PIV experimental characterization of fluid dynamics generated by rotating inner cylinders with and without rough wall in a taylor-couette reactor

The vortex flow in a Taylor-Couette reactor (radius ratio ?=0.8, aspect ratio of 10) was experimentally studied with the help of a two-dimensional particle image velocimetry for a range of Reynolds numbers Re varying from 2498 to 4164, corresponding to turbulent vortex flow regime. The effect of the rough surface of rotating inner cylinder on the velocity field and turbulence in the Taylor-Couette reactor has been investigated. The rough wall of inner cylinder is achieved by wrapping on the smooth wall inner cylinder a perforated wire mesh with square holes, which is characterized by a mesh number of 20 and a wire diameter of 1mm. The velocity field and the turbulent field were obtained from the PIV measurement. The experimental results acquired in the TC reactors adopting a rotating inner cylinder with rough surface were compared with that in a TC reactor using a smooth rotating inner cylinder of the same diameter.
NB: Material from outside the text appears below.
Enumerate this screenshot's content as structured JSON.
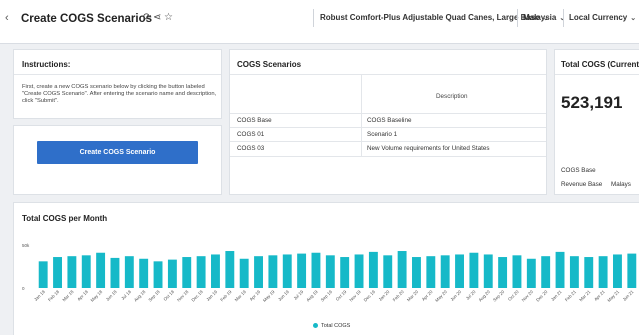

It is found the Taylor-vortex was obviously deformed by using the inner cylinder with a rough surface. The highest turbulent kinetic energy was found to occur at the position of outflow boundary of Taylor vortices for both TC reactors using inner cylinder with rough surface and inner cylinder with smooth surface. However, the overall turbulent kinetic energy of flow field generated by rough surface inner cylinder is significantly increased by almost 300% in comparison with that produced by smooth inner cylinder when Reynolds number is 4164. In terms of turbulent energy dissipation rates, the results show that the maximum turbulent dissipation rate is also observed at the outflow boundaries of Tylor vortices, the overall turbulent dissipation rate of the fluid field generated by the smooth surface inner cylinder is greatly smaller than that of inner cylinder with rough surface.